Now we can look at our version of Hofstra’s solution:
(define (nsd n) (let* ((limit (isqrt n)) (fs (factors n)) (mid (quotient (length fs) 2)) (los (divisors (apply * (take mid fs)))) (his (reverse (divisors (apply * (drop mid fs)))))) (let loop ((best 0) (los los) (his his)) (if (or (null? los) (null? his)) best (let ((t (* (car los) (car his)))) (cond ((< limit t) (loop best los (cdr his))) ((< best t) (loop t (cdr los) his)) (else (loop best (cdr los) his)))))))) > (time (nsd (apply * (primes 190)))) (time (nsd (apply * ...))) 67 collections 2.066603685s elapsed cpu time, including 0.950848951s collecting 2.072700979s elapsed real time, including 0.954510719s collecting 626128608 bytes allocated, including 601787408 bytes reclaimed 2323218950659046189161096883702440585
This is reasonably fast, even when n has a large number of factors (which is a relatively rare occurrence). First, n must be factored, which may be the hard part of the algorithm. Then the two lists of divisors are created. The iteration removes one divisor at each step, and performs at most two comparisons. Solving Project Euler 266 takes about 2 seconds on my machine.

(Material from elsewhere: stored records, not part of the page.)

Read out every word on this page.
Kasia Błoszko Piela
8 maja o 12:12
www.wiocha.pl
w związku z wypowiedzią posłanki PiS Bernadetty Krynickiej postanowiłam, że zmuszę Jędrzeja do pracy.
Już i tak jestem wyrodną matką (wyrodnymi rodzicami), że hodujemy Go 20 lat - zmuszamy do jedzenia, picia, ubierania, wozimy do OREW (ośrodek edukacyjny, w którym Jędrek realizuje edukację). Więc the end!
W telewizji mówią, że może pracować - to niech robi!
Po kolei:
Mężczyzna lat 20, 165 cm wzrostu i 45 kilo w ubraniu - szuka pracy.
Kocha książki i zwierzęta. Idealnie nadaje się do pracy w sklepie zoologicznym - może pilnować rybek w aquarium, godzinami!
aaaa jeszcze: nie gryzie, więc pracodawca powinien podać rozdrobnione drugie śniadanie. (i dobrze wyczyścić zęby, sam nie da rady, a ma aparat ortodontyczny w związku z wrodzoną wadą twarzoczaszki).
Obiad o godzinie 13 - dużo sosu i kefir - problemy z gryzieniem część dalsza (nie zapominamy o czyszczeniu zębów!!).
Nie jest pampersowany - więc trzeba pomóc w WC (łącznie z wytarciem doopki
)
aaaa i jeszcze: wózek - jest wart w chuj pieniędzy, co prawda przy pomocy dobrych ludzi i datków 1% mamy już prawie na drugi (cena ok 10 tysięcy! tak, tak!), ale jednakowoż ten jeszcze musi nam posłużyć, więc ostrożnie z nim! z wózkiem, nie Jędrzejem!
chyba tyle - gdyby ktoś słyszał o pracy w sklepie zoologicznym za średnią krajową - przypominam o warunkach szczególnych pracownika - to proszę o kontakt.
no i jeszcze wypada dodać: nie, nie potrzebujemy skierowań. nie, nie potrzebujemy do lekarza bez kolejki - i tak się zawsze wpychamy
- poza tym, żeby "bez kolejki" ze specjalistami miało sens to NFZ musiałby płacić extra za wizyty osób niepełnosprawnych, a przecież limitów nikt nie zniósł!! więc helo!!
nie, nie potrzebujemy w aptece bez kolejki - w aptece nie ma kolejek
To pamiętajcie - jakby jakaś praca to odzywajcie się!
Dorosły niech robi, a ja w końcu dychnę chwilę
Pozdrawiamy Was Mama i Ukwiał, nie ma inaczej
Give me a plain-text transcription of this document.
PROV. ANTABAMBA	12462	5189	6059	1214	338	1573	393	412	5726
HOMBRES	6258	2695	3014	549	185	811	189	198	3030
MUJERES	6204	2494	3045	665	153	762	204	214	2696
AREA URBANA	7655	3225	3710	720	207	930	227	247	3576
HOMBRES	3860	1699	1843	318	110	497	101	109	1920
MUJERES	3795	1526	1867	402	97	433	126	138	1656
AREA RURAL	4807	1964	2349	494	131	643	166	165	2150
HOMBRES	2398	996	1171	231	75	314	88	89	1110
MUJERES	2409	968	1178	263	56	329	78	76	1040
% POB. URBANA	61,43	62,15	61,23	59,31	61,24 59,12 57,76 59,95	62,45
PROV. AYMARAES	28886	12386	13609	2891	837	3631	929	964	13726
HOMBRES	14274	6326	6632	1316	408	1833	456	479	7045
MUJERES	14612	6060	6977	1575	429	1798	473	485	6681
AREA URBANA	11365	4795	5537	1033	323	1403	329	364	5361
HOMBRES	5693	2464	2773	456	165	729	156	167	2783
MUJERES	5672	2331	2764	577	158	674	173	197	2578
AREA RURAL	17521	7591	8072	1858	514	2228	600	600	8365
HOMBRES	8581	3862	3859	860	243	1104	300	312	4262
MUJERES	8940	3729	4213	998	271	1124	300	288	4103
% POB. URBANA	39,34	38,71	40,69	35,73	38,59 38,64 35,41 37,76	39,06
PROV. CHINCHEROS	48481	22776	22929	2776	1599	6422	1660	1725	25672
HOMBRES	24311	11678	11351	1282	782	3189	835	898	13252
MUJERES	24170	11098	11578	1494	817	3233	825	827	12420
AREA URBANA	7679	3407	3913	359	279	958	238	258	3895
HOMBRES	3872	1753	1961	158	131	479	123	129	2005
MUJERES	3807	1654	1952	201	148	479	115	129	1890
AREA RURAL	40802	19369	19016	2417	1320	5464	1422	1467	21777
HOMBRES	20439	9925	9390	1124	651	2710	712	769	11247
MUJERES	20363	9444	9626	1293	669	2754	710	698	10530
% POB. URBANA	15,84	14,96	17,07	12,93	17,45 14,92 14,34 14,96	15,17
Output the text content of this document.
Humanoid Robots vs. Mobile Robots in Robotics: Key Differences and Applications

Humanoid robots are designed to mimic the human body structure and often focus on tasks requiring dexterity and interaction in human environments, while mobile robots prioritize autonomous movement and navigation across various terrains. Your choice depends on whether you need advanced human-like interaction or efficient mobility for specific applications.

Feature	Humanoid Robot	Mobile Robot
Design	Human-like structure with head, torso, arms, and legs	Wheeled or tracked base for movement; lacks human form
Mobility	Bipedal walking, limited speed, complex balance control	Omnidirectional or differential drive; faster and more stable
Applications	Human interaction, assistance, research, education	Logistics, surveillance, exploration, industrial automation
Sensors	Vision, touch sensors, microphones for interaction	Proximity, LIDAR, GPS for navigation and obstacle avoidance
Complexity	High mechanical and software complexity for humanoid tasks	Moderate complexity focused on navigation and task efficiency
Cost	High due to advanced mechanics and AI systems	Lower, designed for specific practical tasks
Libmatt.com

Sloane’s sequence A060798 finds the nearly square divisors of the primorials:
(define (primorial-nsd n) (let ((p 1)) (do ((ps (primes n) (cdr ps)) (i 1 (+ i 1))) ((null? ps)) (set! p (* p (car ps))) (display i) (display ": ") (display (nsd p)) (newline)))) > (primorial-nsd 190) 1: 1 2: 2 3: 5 4: 14 5: 42 6: 165 7: 714 8: 3094 9: 14858 10: 79534 11: 447051 12: 2714690 13: 17395070 14: 114371070 15: 783152070 16: 5708587335 17: 43848093003 18: 342444658094 19: 2803119896185 20: 23619540863730 21: 201813981102615 22: 1793779293633437 23: 16342050964565645 24: 154170926013430326 25: 1518409177581024365 26: 15259825120722837478 27: 154870329715038713659 28: 1601991088154989174258 29: 16725278985898957454695 30: 177792163538134124432895 31: 2003615963401499430234017 32: 22932432897807928504246930 33: 268417244825173788264575798 34: 3164592642338712034986945585 35: 38628776202949578678974208410 36: 474678348768025365932004176547 37: 5947702664563379291963314981629 38: 75935184293205358249943157743631 39: 981298843695756278498820457991905 40: 12906971131408359840474658782214165 41: 172683504643732793885778158650669178 42: 2323218950659046189161096883702440585
You can run the program at http://ideone.com/V0KZDB, where you will also see the auxiliary functions that are used.
I’d come across this way of solving the problem but have to say I’m impressed with how much faster than branch-and-bound it is.
How about a simulated annealing solution?